Department of Dermatology, University of Ulm, Oberer Eselsberg 40, 89081 Ulm, Germany.
- Key words: varicella zoster virus, diagnostics, immunofluorescence, PCR.
- Page(s) : 108-11
- Published in: 2001
Detection of localized, clinically atypical cutaneous infections with varicella zoster virus (VZV) has proven difficult, as serum antibody tests sometimes are not sensitive and specific enough for that purpose. Therefore immunofluorescence and an internally controlled PCR for VZV are compared for sensitivity. Detection of PCR products was done by ELISA, and if positive, additionally by agarose gel electrophoresis. Of 60 samples 44 were PCR-positive by ELISA (44 = 100%), of which 37 (84%) were also positive on the agarose gel. Thirty-four samples (77%) were positive by immunofluorescence.
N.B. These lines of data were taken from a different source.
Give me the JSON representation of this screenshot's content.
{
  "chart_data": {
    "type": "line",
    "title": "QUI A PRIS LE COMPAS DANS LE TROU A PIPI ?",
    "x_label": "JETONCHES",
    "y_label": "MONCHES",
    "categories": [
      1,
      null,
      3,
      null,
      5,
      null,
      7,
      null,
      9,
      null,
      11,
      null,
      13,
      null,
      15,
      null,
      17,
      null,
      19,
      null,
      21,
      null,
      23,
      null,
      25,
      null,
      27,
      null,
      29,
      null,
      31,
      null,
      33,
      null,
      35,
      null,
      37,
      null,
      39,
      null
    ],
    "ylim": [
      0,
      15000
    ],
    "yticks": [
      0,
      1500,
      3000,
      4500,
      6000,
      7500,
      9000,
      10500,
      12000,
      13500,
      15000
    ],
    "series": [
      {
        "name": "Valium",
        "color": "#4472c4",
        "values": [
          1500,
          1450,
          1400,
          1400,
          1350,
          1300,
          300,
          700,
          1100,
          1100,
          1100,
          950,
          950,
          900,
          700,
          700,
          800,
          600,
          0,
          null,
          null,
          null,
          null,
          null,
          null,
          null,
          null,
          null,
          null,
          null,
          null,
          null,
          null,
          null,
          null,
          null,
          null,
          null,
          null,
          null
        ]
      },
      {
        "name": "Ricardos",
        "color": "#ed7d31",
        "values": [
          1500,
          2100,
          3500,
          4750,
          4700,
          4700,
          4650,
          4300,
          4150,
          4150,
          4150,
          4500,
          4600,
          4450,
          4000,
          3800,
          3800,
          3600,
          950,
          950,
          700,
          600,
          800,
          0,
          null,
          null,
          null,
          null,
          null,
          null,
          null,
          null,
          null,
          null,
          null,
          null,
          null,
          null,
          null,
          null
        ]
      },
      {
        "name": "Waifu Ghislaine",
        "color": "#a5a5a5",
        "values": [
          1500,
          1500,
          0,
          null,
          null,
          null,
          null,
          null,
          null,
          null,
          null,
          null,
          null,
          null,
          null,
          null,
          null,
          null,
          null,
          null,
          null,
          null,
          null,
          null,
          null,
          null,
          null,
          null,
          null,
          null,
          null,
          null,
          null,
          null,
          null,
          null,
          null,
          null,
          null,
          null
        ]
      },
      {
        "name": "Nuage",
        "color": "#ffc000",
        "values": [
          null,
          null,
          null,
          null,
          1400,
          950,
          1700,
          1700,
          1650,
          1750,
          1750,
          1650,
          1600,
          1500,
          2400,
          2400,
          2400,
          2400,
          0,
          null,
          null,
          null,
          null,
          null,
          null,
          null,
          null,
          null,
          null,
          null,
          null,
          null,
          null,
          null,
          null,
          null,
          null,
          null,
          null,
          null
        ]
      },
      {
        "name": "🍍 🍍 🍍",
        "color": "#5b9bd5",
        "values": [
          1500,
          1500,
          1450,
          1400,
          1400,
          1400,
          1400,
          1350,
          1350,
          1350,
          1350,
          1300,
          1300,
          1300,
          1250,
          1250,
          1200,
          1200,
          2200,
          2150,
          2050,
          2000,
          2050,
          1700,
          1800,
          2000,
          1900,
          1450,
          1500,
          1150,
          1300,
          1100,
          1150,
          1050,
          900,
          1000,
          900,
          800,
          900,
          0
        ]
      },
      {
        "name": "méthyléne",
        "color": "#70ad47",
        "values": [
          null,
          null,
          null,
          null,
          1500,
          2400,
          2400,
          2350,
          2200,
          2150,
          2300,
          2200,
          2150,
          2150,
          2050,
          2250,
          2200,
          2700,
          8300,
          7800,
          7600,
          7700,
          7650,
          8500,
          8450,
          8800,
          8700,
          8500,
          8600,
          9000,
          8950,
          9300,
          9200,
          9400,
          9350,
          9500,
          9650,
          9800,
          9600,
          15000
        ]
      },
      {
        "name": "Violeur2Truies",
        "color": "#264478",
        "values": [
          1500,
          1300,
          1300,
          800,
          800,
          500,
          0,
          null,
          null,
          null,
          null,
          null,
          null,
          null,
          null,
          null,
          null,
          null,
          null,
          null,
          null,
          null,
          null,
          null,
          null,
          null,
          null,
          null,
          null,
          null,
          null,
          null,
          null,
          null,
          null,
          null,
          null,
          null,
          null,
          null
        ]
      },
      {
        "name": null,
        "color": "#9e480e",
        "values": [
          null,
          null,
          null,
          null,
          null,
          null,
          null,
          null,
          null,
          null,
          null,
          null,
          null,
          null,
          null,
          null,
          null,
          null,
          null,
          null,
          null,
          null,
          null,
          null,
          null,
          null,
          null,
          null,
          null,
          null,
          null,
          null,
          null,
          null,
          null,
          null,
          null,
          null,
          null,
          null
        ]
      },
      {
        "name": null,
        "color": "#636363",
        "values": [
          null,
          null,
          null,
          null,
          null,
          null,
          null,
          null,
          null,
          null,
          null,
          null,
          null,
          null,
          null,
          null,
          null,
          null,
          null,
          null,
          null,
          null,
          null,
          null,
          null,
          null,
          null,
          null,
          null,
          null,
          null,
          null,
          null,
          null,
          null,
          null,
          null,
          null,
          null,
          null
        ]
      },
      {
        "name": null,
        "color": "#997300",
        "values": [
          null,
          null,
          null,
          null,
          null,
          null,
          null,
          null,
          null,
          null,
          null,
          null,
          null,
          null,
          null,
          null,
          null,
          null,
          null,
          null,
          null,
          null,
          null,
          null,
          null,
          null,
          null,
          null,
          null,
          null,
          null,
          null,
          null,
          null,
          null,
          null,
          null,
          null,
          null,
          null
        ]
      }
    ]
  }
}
No sample was positive by immunofluorescence and negative by PCR. A combination of immunofluorescence and PCR with agarose gel analysis detected 42 samples out of 44 positive by PCR ELISA (95%).
These results demonstrate that immunofluorescence is a suitable, fast and inexpensive method for routine diagnostics. Additional sensitivity can be achieved by screening immunofluorescence-negative samples by PCR, which is extremely sensitive but time-consuming and labor-intensive.